On 6/5/2015 3:09 AM, Peter wrote:
On 06/04/2015 07:49 AM, Tony Schreiner wrote:
I run R2spec -s tarball to create a spec file, and most of the time it works ok, but sometimes (RPostgresSQL, Rcpp for example) the package has test or example programs that start with
#!/usr/bin/r
with lower case r, and the resulting package then winds up with a dependency on /usr/bin/r, which can't be resolved.
So far I have solved it by editing all the files and replacing with /usr/bin/R, recreating the tarball and going through the process again, but I have to believe there is an easier way.
Kind of. This is an obvious error in the packaged scripts in the tarballs. I generally don't recommend modifying the original tarball as I like it to be a true representation of the tarball source that you get from upstream. What I do instead is patch it in the spec file.
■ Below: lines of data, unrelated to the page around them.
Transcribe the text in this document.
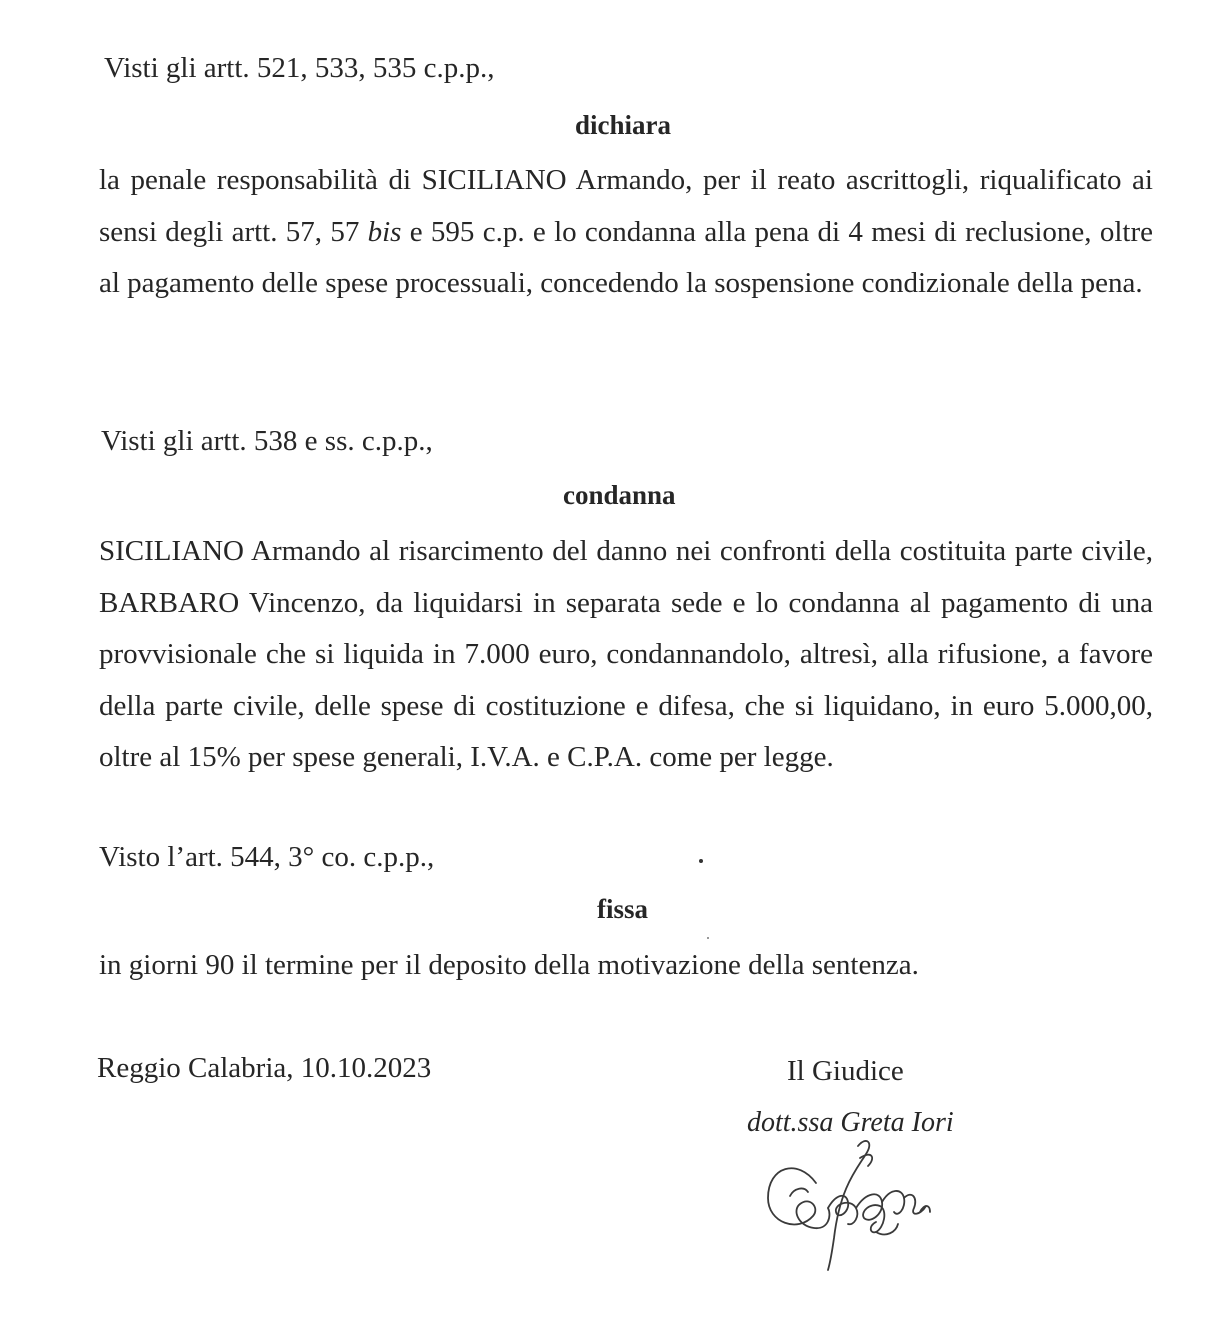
Visti gli artt. 521, 533, 535 c.p.p.,
dichiara

la penale responsabilità di SICILIANO Armando, per il reato ascrittogli, riqualificato ai sensi degli artt. 57, 57 bis e 595 c.p. e lo condanna alla pena di 4 mesi di reclusione, oltre al pagamento delle spese processuali, concedendo la sospensione condizionale della pena.

Visti gli artt. 538 e ss. c.p.p.,
condanna

SICILIANO Armando al risarcimento del danno nei confronti della costituita parte civile, BARBARO Vincenzo, da liquidarsi in separata sede e lo condanna al pagamento di una provvisionale che si liquida in 7.000 euro, condannandolo, altresì, alla rifusione, a favore della parte civile, delle spese di costituzione e difesa, che si liquidano, in euro 5.000,00, oltre al 15% per spese generali, I.V.A. e C.P.A. come per legge.

Visto l’art. 544, 3° co. c.p.p.,
fissa
in giorni 90 il termine per il deposito della motivazione della sentenza.
Reggio Calabria, 10.10.2023	Il Giudice
dott.ssa Greta Iori
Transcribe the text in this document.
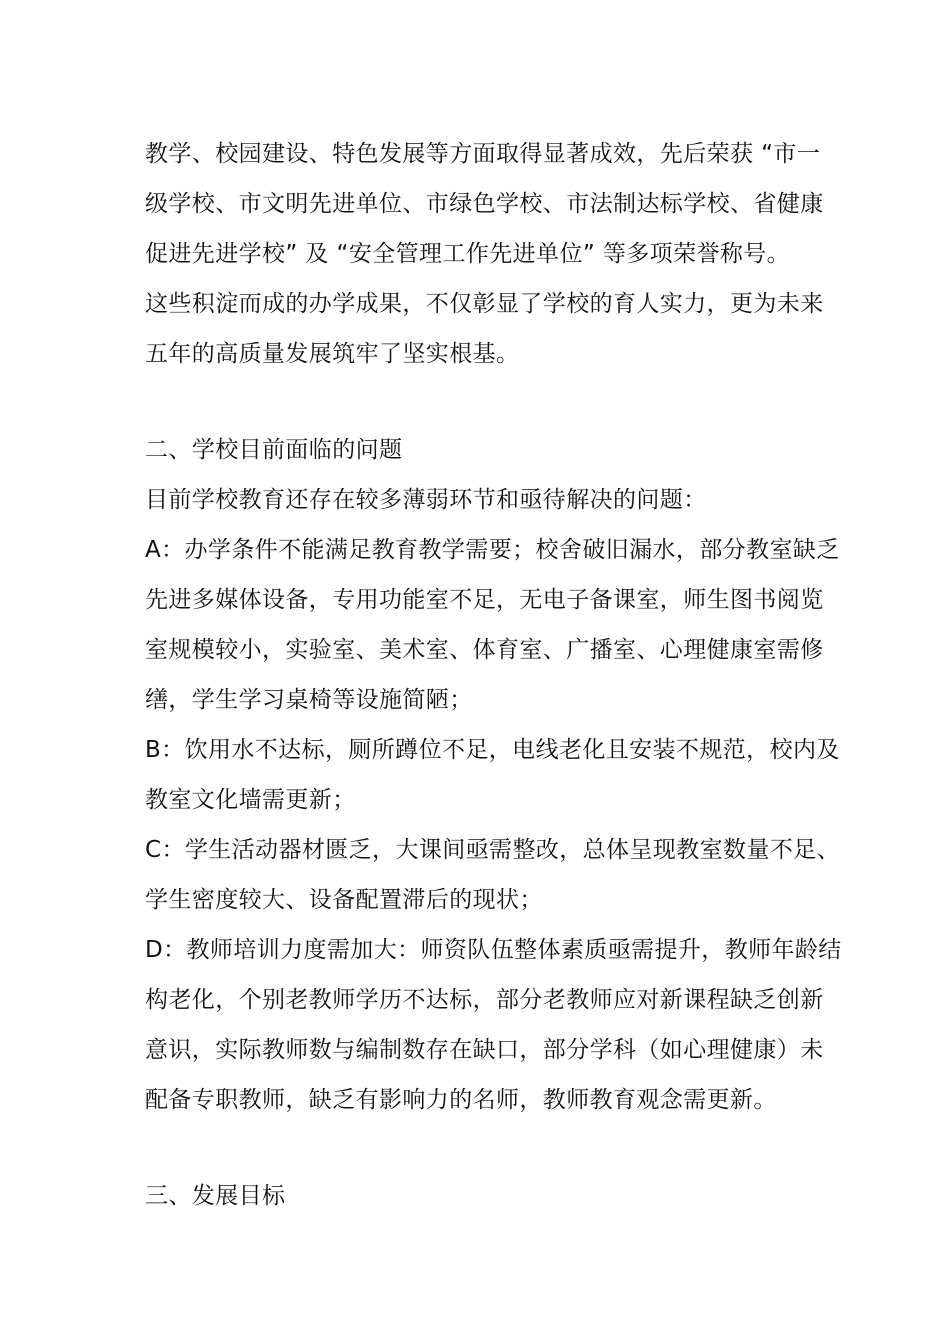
教学、校园建设、特色发展等方面取得显著成效，先后荣获 “市一
级学校、市文明先进单位、市绿色学校、市法制达标学校、省健康
促进先进学校” 及 “安全管理工作先进单位” 等多项荣誉称号。
这些积淀而成的办学成果，不仅彰显了学校的育人实力，更为未来
五年的高质量发展筑牢了坚实根基。
二、学校目前面临的问题
目前学校教育还存在较多薄弱环节和亟待解决的问题：
A：办学条件不能满足教育教学需要；校舍破旧漏水，部分教室缺乏
先进多媒体设备，专用功能室不足，无电子备课室，师生图书阅览
室规模较小，实验室、美术室、体育室、广播室、心理健康室需修
缮，学生学习桌椅等设施简陋；
B：饮用水不达标，厕所蹲位不足，电线老化且安装不规范，校内及
教室文化墙需更新；
C：学生活动器材匮乏，大课间亟需整改，总体呈现教室数量不足、
学生密度较大、设备配置滞后的现状；
D：教师培训力度需加大：师资队伍整体素质亟需提升，教师年龄结
构老化，个别老教师学历不达标，部分老教师应对新课程缺乏创新
意识，实际教师数与编制数存在缺口，部分学科（如心理健康）未
配备专职教师，缺乏有影响力的名师，教师教育观念需更新。
三、发展目标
In this case it would probably be easier to do one line of perl or awk that patches the shebang line in all the scripts at build time than it would be to generate individual patch files for each source tarball. You would add this to the %prep stage of the spec files, something like this after the initial %setup macro:
perl -pi -e 's:^#!/usr/bin/r:#!/usr/bin/R: unless $i++' path/to/R/scripts/*.R
I assume the "unless $i++" is supposed to limit the replace operation to only the first line each file. Unfortunately, since it is a global variable, it is actually limiting it to only the first line of the first file. I'm not sure how you would fix this using the -p option. You would probably have to write out the loop manually in order to localize the variable properly.